What's ahead: This first part of the season has been all about establishing things and, for the most part, Detroit has done just that. After an 18-23 home record last season, for instance, it started 8-2 at the Palace. The Pistons have shaved 5.5 points off their defensive rating (106.4 down to 100.9), solidly in the Top 10 now. Maintaining it -- and the one-in, four-out attack style Van Gundy favored in Orlando. Jennings, when he returns from his Achilles rehab, looks to be a Sixth Man candidate or trade bait.
What went right: The Bucks were delighted to land free-agent Greg Monroe in the offseason and the big man has delivered his usual 16-10, even as the NBA game moves away from traditional post play. Lanky, freaky Giannis Antetokounmpo, in his third season, had bumped up his numbers in points, shooting percentages. Jerryd Bayless has been a solid point guard option and set a Milwaukee franchise record with 38 three-pointers in November. Everything about the Bucks offense is better in the first quarter -- scoring, passing, accuracy, taking care of the ball -- as they outscore opponents by an average of 0.7 through games' first 12 minutes. After that? Minus-7.4.

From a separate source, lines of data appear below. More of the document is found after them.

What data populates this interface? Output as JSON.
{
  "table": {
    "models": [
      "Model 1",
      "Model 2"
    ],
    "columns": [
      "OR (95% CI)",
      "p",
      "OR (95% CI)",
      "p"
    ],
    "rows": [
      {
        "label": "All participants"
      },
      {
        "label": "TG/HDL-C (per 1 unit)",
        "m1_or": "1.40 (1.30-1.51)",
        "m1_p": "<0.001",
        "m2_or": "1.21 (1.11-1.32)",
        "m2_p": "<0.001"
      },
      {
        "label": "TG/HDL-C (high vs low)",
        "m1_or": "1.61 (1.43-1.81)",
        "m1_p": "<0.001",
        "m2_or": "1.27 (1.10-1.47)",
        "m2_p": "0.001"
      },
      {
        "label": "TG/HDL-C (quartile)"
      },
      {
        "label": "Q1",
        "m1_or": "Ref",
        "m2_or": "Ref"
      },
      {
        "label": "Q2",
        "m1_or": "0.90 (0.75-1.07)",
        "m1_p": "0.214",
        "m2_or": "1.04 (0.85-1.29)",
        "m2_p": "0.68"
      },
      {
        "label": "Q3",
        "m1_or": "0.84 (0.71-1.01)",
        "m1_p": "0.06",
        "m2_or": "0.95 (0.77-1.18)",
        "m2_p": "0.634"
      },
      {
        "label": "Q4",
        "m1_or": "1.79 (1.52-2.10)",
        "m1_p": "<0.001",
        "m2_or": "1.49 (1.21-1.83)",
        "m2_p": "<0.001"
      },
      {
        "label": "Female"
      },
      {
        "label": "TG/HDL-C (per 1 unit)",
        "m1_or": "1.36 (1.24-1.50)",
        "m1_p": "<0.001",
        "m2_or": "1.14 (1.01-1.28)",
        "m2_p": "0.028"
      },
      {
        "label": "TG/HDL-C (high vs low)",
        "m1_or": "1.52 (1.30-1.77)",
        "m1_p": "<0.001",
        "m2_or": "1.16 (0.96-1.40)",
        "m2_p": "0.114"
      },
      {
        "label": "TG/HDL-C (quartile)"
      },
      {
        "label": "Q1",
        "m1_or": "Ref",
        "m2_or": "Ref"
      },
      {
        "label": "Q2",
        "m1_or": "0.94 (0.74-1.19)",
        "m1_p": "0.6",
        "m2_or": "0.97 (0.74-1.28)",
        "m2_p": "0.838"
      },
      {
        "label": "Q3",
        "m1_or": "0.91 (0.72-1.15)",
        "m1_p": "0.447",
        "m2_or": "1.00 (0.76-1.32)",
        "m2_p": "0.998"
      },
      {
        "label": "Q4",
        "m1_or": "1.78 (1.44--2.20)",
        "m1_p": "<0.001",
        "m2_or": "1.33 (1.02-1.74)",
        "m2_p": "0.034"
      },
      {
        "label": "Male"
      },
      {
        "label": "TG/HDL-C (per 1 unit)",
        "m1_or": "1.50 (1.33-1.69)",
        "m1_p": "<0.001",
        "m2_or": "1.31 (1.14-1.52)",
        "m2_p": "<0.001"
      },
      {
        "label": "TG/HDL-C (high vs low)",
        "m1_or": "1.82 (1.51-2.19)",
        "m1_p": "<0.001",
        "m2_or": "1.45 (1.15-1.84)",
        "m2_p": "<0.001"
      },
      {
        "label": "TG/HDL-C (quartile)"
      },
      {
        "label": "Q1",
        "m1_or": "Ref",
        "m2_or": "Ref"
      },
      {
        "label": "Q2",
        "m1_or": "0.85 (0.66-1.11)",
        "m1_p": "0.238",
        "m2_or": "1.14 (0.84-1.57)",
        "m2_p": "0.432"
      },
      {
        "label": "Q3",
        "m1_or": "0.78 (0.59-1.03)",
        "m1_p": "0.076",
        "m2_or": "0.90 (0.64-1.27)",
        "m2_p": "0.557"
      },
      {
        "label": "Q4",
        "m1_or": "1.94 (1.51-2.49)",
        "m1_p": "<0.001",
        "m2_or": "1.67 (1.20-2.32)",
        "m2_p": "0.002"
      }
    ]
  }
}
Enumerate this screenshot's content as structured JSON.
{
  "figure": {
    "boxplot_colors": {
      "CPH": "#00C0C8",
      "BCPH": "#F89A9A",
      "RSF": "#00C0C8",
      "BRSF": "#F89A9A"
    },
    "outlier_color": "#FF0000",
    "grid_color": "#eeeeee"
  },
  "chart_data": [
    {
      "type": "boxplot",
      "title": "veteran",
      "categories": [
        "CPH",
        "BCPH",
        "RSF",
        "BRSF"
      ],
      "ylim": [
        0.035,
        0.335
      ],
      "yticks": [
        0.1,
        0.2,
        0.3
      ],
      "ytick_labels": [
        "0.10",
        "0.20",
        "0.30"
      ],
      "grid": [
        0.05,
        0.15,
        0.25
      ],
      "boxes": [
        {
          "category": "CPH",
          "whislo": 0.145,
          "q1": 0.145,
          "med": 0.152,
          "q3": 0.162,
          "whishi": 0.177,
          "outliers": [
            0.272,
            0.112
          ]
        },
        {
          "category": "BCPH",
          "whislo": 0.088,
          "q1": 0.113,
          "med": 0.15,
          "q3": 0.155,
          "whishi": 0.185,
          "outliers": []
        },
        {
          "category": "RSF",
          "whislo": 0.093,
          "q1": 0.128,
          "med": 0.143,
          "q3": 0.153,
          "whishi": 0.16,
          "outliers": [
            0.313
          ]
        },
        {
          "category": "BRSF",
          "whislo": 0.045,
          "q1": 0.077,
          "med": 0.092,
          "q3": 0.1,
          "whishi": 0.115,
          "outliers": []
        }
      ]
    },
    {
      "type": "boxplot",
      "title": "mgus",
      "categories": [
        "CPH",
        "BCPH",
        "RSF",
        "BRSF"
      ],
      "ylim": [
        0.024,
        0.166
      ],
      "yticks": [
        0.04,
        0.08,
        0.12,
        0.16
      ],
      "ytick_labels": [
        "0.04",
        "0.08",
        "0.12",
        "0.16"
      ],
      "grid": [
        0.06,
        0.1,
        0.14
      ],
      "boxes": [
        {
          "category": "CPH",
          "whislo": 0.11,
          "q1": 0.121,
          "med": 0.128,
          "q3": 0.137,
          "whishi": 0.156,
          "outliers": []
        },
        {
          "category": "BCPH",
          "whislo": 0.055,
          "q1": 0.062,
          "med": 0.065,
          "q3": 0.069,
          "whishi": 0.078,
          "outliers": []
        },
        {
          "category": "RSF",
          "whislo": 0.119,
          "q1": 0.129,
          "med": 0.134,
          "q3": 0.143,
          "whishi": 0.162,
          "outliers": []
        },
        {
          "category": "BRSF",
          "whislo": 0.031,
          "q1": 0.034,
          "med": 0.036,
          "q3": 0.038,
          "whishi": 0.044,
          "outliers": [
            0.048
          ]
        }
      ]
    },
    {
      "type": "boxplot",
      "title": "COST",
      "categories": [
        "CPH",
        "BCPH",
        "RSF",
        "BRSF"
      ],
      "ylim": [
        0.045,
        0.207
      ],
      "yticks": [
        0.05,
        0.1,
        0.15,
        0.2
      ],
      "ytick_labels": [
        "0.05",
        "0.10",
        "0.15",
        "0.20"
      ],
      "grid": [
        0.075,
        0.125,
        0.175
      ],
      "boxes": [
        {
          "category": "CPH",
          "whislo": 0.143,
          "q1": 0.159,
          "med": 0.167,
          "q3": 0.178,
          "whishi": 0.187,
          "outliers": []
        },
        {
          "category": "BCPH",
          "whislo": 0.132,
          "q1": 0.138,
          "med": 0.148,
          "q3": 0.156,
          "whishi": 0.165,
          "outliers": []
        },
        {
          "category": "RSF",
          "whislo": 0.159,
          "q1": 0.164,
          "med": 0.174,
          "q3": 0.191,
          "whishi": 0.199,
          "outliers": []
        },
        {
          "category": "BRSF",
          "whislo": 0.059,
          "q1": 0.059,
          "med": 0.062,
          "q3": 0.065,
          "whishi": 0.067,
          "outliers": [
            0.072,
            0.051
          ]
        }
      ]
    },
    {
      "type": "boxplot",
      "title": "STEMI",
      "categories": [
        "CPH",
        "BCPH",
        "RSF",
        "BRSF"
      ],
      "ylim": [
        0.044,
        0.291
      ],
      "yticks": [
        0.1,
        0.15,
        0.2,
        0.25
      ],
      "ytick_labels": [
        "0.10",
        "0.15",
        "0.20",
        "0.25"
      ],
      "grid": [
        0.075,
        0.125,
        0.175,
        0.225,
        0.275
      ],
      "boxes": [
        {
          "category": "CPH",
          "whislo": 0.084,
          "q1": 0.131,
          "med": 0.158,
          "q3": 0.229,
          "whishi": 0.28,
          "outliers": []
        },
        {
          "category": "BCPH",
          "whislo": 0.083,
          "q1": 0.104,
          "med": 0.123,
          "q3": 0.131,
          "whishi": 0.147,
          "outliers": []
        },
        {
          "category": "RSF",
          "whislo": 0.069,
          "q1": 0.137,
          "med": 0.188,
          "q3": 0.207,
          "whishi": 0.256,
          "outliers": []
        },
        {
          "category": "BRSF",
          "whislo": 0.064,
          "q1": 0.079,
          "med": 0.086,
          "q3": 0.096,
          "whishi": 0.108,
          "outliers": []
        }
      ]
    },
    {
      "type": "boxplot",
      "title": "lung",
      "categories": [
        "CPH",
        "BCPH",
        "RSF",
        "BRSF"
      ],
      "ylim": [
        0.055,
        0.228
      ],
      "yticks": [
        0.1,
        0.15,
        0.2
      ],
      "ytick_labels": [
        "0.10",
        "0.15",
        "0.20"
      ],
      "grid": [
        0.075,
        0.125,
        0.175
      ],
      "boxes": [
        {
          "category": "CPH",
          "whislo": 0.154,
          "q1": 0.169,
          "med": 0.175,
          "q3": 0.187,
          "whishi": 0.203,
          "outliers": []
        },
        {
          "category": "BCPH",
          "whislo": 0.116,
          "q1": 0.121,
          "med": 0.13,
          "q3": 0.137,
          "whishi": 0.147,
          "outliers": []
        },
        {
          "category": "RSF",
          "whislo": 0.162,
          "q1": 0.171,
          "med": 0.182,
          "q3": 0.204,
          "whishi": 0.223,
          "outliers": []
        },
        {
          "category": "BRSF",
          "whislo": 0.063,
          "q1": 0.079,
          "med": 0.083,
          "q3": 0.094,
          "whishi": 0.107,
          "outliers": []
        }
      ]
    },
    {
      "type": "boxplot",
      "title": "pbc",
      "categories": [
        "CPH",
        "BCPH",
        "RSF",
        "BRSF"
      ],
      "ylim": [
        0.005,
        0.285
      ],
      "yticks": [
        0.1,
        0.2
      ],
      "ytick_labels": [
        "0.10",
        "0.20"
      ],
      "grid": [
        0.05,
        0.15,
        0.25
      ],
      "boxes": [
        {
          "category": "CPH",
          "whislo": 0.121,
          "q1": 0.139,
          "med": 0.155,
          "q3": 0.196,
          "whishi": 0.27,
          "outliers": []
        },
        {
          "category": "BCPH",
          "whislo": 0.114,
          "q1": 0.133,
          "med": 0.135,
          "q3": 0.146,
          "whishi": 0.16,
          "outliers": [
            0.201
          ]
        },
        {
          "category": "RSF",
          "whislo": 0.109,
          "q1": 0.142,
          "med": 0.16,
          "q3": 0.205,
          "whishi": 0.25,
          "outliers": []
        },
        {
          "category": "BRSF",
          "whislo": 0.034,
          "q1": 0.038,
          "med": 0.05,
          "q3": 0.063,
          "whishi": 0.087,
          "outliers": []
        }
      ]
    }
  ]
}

What went wrong: Victims of their own success, the Bucks were 11-10 through their first 21 last season compared to, so far, this season's step backward. The most alarming drop-off has come defensively, where they ranked No. 4 in 2014-15 (102.2 DRtg) but have dropped to No. 25 (109.0). Coach Jason Kidd finally changed up the his starting lineup last week, moving both Michael Carter-Williams and Jabari Parker to the bench. Parker at least had the excuse of recovery from last December's ACL injury, but MCW's offense and decision-making at the point were hurting.
What's ahead: Milwaukee would be wise to find a trading partner and get back some veteran help, if only to replace the stability and leadership gone this season with Zaza Pachulia and Jared Dudley. O.J. Mayo was looking like a possibility to relocate, then put together a pair of good performances against Detroit and New York. Antetokounmpo needs to develop a few go-to skills and make the early stride he's taken a permanent thing. Lacking perimeter shooting, Milwaukee either tightens up defensively or slips out of playoff contention in the improved East.